Tuesday, December 23, 2008

Remember that old Skunk Anansie song, "Selling Jesus"

Well, the BCC4 are taking that concept, ignoring the song's criticism and pronouncement of inherent hypocrisy, and running ass wild with it, flogging God's might for advertisers and viewers alike. Make Me A Christian teams a group of cow-eyed Jesus monsters with another group of England's least reputable but most watchable (read:prone to lose grip on senses) peasants and shows what happens when fundies try to skullfuck religion into the barely functioning brains of unstable Britons. Hilarity and a stroke from Rickard Dawkins ensue. One helpful quote reads, "[the producers] stubbornly failed to mention that their lead "Christian mentor" was an extreme political activist who once campaigned to have the Welsh dragon removed from flags on the grounds that it was 'Satanic'."
Bloody Fucking Hell.

Now for a rant.
See, i understand the tendency of television programming companies and networks to rely so heavily on "reality" shows: they're more profitable than a hooker whose mouth dispenses take-away orgasms and fried wontons. Game shows like Survivor can be paid for almost entirely by ad revenue and product placement. The same is true of mission shows, Food Network has released several, like Alton Brown's Feasting on Asphalt (which is a great show and by that a poor example, but you get the idea); the same is equally true of goddamn near every unscripted program on television.
So, Fair's fair, these shows enable other shows, like Mad Men or 30 Rock, to see the light of pilot season and to stay on the air, even when no one watches them. Reality shows are a lot like university trade programs, like law, nursing, and business: they allow the college to maintain a philosophy department, even when the fucker never brings in a cent.
But there is a fucking limit to excusing belligerently shitty television for the sake of profit. This too, however, is an old argument. So i propose a wankoff!

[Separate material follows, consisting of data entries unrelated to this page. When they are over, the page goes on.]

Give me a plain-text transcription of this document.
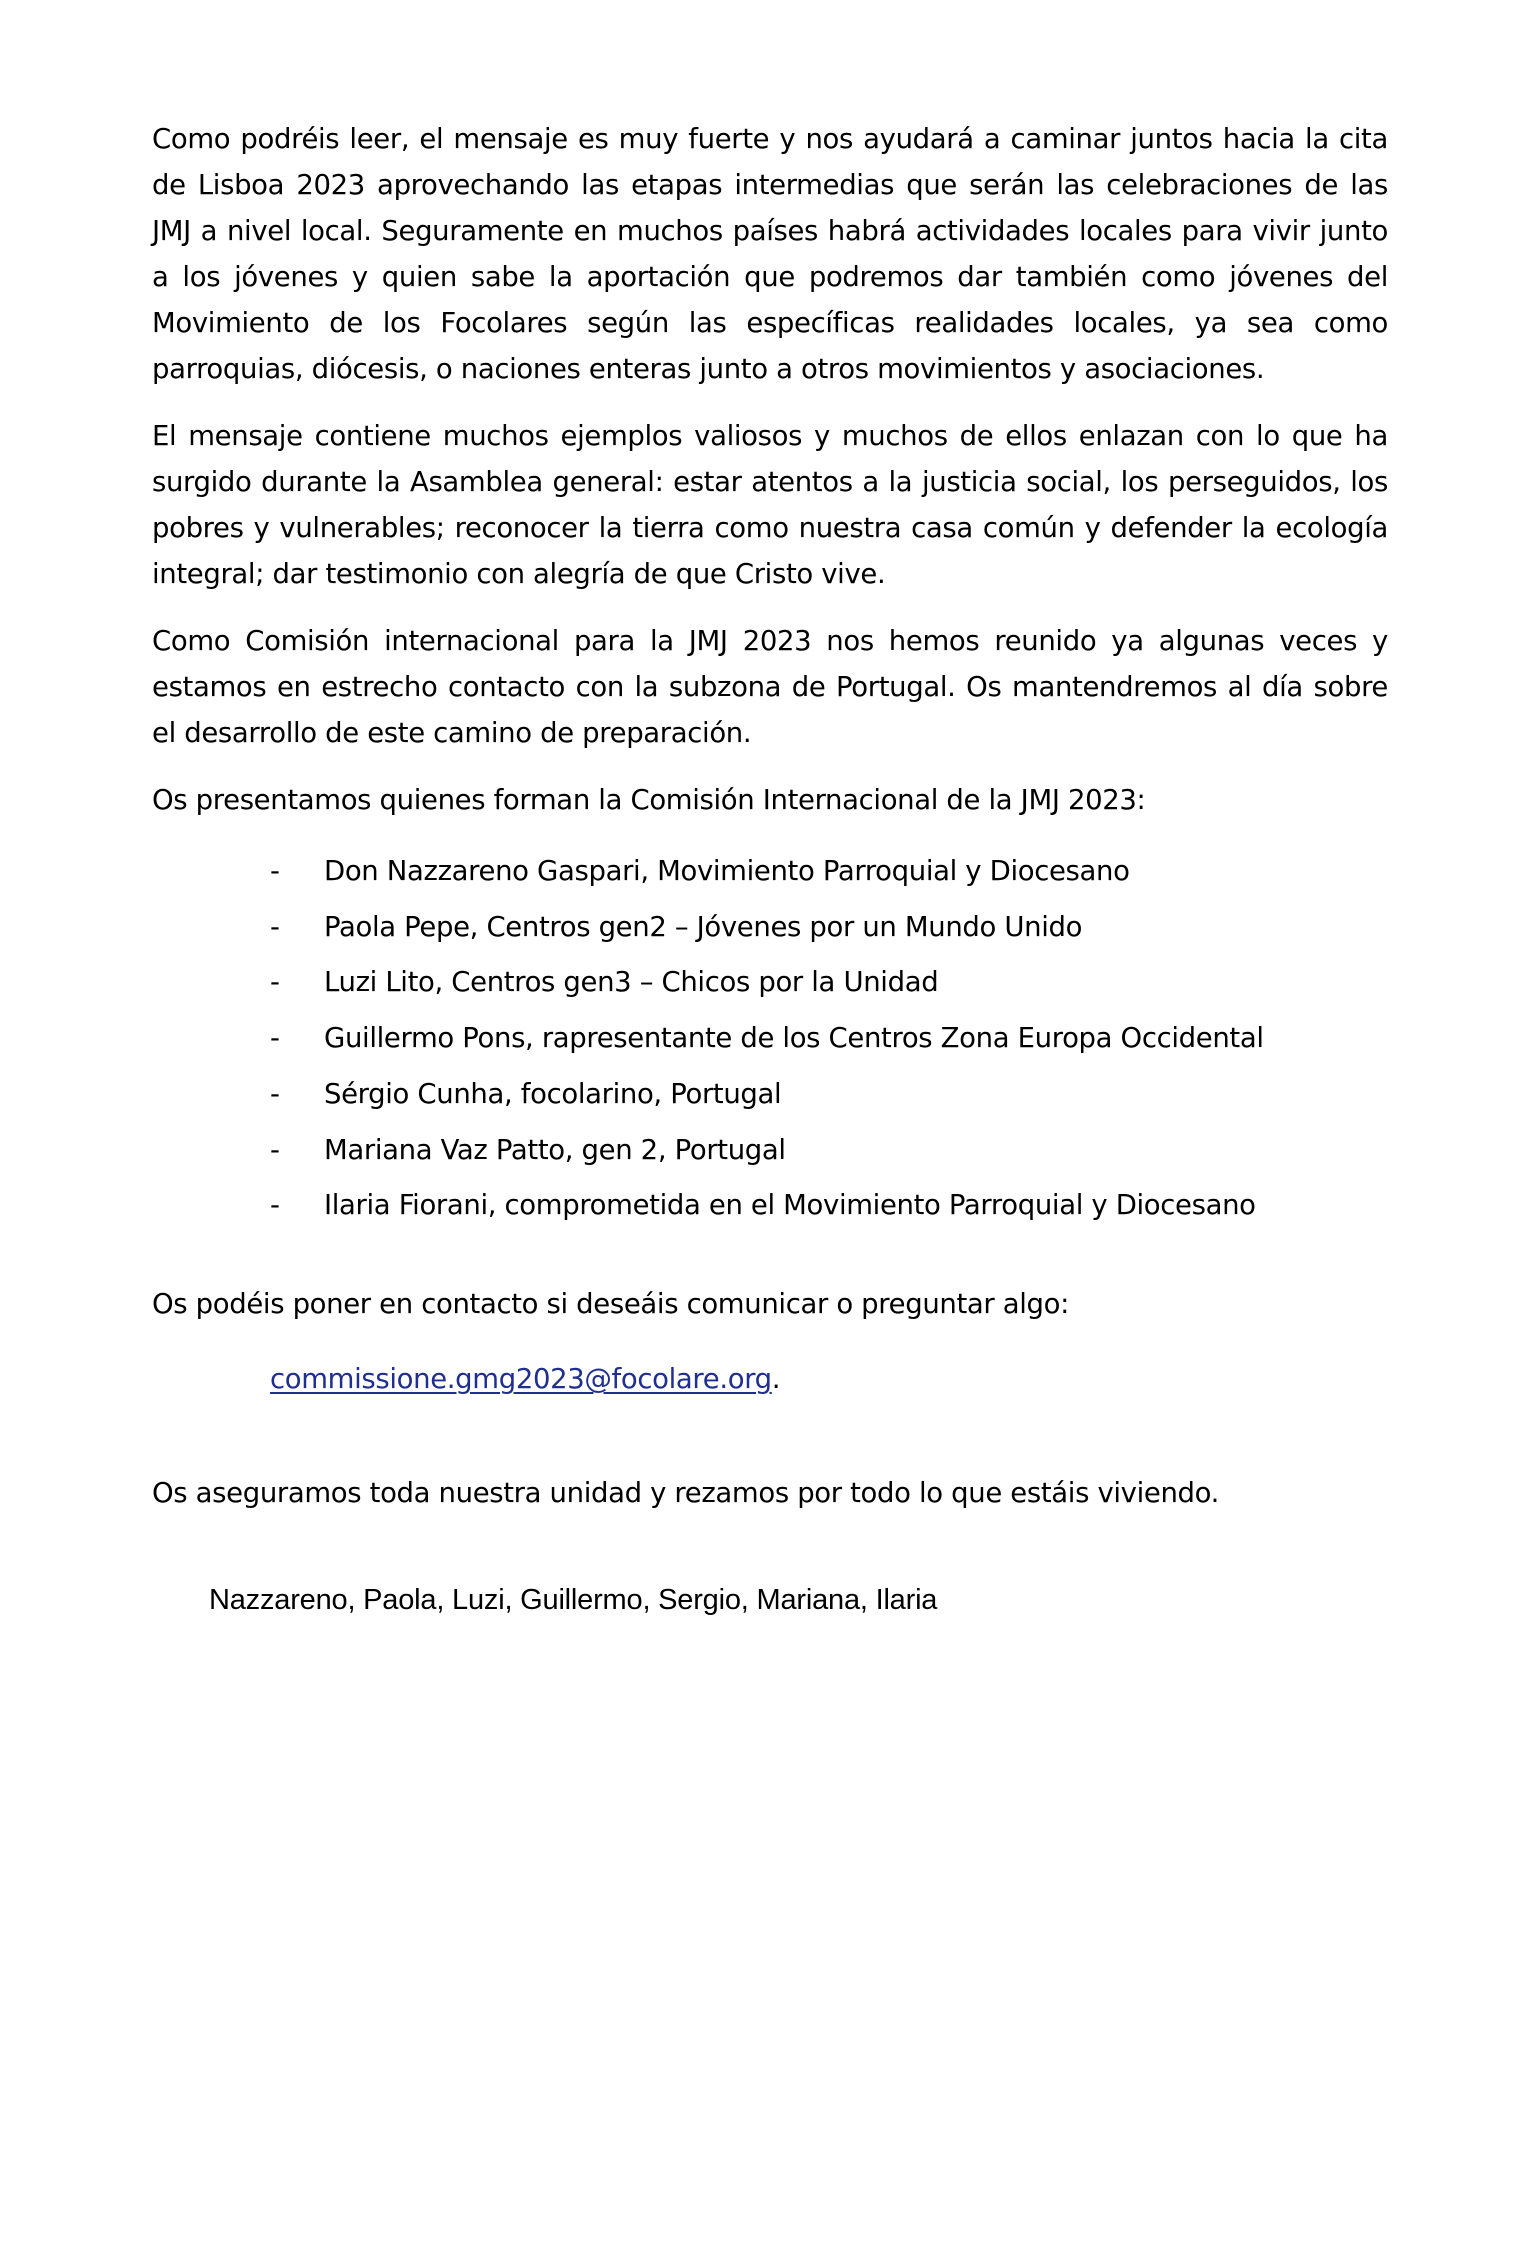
Como podréis leer, el mensaje es muy fuerte y nos ayudará a caminar juntos hacia la cita de Lisboa 2023 aprovechando las etapas intermedias que serán las celebraciones de las JMJ a nivel local. Seguramente en muchos países habrá actividades locales para vivir junto a los jóvenes y quien sabe la aportación que podremos dar también como jóvenes del Movimiento de los Focolares según las específicas realidades locales, ya sea como parroquias, diócesis, o naciones enteras junto a otros movimientos y asociaciones.

El mensaje contiene muchos ejemplos valiosos y muchos de ellos enlazan con lo que ha surgido durante la Asamblea general: estar atentos a la justicia social, los perseguidos, los pobres y vulnerables; reconocer la tierra como nuestra casa común y defender la ecología integral; dar testimonio con alegría de que Cristo vive.

Como Comisión internacional para la JMJ 2023 nos hemos reunido ya algunas veces y estamos en estrecho contacto con la subzona de Portugal. Os mantendremos al día sobre el desarrollo de este camino de preparación.

Os presentamos quienes forman la Comisión Internacional de la JMJ 2023:

- Don Nazzareno Gaspari, Movimiento Parroquial y Diocesano
- Paola Pepe, Centros gen2 – Jóvenes por un Mundo Unido
- Luzi Lito, Centros gen3 – Chicos por la Unidad
- Guillermo Pons, rapresentante de los Centros Zona Europa Occidental
- Sérgio Cunha, focolarino, Portugal
- Mariana Vaz Patto, gen 2, Portugal
- Ilaria Fiorani, comprometida en el Movimiento Parroquial y Diocesano

Os podéis poner en contacto si deseáis comunicar o preguntar algo:

commissione.gmg2023@focolare.org.

Os aseguramos toda nuestra unidad y rezamos por todo lo que estáis viviendo.

Nazzareno, Paola, Luzi, Guillermo, Sergio, Mariana, Ilaria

Like Grant Morrison did when his magnum opus, the Invisibles, was facing cancellation, i propose that we, the contributors and readers of Wristcomm(i know you're fucking out there, i have the comments to prove it) wank off to save television.
At the stroke of Midnight, January 1, start wanking off, no matter where you are, and think about all the awful television shows that crud up your nightly schedule. Think about them. Wank about them. Wank and think about them dying. Painfully and slowly.
Think about "Deal or No Deal" having its face eaten off by cyanide hissing beetles. Or what about the unending parade of MTV entitlement, fantasy land pseudo-docs like The Hills? What about all of them being plunger-sodomized by the Ukrainian spree killers. Imagine a world in which Jeff Foxworthy is murdered by Fifth graders who then impale his head on a pike and and use it to torch a NASCAR track.
So, in the spirit of the season and of something pretty and Wiccan or some other fake spiritual gobbeldy bullshit, i propose we think about horrid shit like that above while wanking on New Years in the hopes that so much Discordian tantric ju ju will transubstantiate in the frosty New Years evening air, become the opalescent figure of Og Dru Jihad, the Eternal Dragon, and eat every production company behind every awful show on TV. What do ya say?

Oh, pics or it didn't happen!


Brendan MD said...

Grant Morrison would kick you in the face for misinterpreting his magical theories.

s1m0n said...

grant morrison is too high on himself and the anti-life equation to kick anyone, and you KNOW my idea is a great one.